Tracing the aam aadmi’s transforming economic choices

From a single monopolistic airline run by the government, there are over eight players in the Indian sky.

India started its new life after independence with socialist trappings. Centralised planning and license Raj were implemented, which led to stifled growth and large-scale corruption, essays RM Rajgopal in  his latest book Retro India.With an extensive experience in Human Resource Management, Rajgopal went on to serve in different corporate houses for more than 40 years. Now retired, the author believes that corporate India has very little to contribute to the literary lexicon.
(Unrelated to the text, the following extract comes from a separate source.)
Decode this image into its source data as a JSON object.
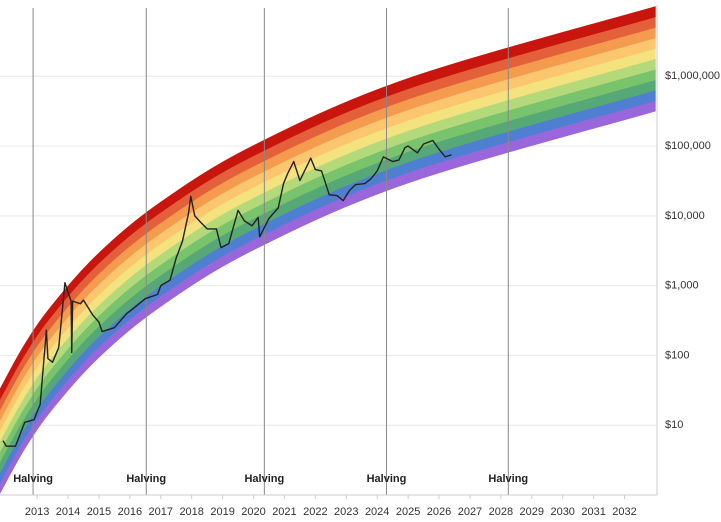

“Few of this ilk read and therefore fewer write. What I have tried to do, is to record the travails of what I call ‘The Indian Company Man’,” shares the author. The people who appear in this book are the “aam aadmis” of Indian companies — the production supervisor, the purchase officer, the industrial relations manager and the like. Their voices, he writes in his book, rises above the din of their workplaces.

Talking about the transformation India went through, Rajgopal says, “With the economy at the Hindu rate of growth, India was going nowhere. It took an aging Prime Minister, without a clear mandate in Parliament, and his turbaned, quiet, self-effacing Finance Minister to unshackle the economy. India then zoomed as it was always meant to.”

The landscape and scenery of urban India, has transformed radically over the past 25 years. Take three product offerings, he says. Instead of having to wait for a phone connection for two to three years, India now has 750 million personal telephone connections. From a choice of two cars, the Ambassador and the Fiat, today there are over a hundred models.

From a single monopolistic airline run by the government, there are over eight players in the Indian sky. India is booming but the dire problem of poverty still needs to be tackled vigorously.Rajgopal has used four-page vignettes to hold the average reader’s attention. Each vignette is holistic, independent and full of action and mirth.